Originally Posted by xj32
...ok back to all seriousness, I personally find that the less tracks I have, the better my mixes are.
Things I have done to get there.
- Submix tracks (think multiple mic setups)
- stop thinking that everything has to be recorded in stereo
- have the musicians nail a take
- stop the thinking of "fix it in the mix"
- Stop the thinking of: Just because I can...
- Have a self imposed track limit. I find often I was much more creative in the old days when all I had was 4 to 8 tracks of Tape (ana or dig)
- Sub mix and do bounce downs (sometimes if the client wants me to I keep the original tracks buried, but muted in a folder track just in case.)
More food for thought.
So you say you sometimes get up to 40 tracks, but if you are submixing and bouncing down, then in reality you are using more tracks. I'm just leaving everything as it was originally recorded, both for mixdown and archiving.

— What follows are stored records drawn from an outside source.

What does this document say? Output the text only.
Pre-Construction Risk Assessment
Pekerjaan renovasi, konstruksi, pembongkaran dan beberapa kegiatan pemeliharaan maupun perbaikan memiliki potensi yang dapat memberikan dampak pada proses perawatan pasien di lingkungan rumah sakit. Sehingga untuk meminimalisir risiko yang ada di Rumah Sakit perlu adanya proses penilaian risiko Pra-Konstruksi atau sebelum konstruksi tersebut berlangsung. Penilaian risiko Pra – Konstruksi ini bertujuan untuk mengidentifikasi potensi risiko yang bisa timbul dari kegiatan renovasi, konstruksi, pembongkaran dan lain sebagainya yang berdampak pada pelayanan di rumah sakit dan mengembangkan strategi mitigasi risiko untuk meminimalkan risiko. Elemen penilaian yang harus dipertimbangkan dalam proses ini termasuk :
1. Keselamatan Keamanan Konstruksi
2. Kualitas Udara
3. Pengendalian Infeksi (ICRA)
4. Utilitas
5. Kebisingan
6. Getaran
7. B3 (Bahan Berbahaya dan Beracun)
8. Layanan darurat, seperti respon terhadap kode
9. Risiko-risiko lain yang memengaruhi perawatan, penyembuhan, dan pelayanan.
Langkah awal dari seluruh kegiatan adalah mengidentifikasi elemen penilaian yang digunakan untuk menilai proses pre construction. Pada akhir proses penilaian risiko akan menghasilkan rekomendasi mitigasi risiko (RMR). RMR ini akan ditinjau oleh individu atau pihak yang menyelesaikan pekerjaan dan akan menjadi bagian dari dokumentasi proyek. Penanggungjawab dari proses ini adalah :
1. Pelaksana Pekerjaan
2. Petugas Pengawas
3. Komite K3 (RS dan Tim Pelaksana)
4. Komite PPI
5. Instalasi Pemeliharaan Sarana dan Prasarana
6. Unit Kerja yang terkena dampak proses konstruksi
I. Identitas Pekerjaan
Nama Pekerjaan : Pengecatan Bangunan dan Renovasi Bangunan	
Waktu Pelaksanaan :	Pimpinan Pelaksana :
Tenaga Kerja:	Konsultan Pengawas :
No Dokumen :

A lot of things are recorded in stereo, but only things that really should be. Usually guitars are mono. I don't exactly subscribe to the acusonic recording process per se but I certainly see the point. Bruce Swedien was one of the first if not the first person to try to utilize "unlimited" track count. I think his mixes sound alright.
These tracks are all with good quality session musicians, who nail the takes and don't need to be fixed in the mix. If I'm working with poor musicians, I don't have the patience to deal with that many tracks of crap. These are not alternate takes or comps, although every track does not always get used in the final mixdown.
I find I can be creative when I don't have worry about technical limitations like track count. If I hear sometime that needs to be added, I just add it. I don't have to submix or bounce tracks down, or move things around to track it. Then when it comes to mix, I don't have to worry about having mulitple sounds on the same track, so I can do less automating.
At least for me, having this many tracks is not "just because I can", but because I always wished I could. Some art is created by self imposed limitations. When I'm capturing someone else's art, I prefer to have no limitations, and to be able to deliver what they hear in their head.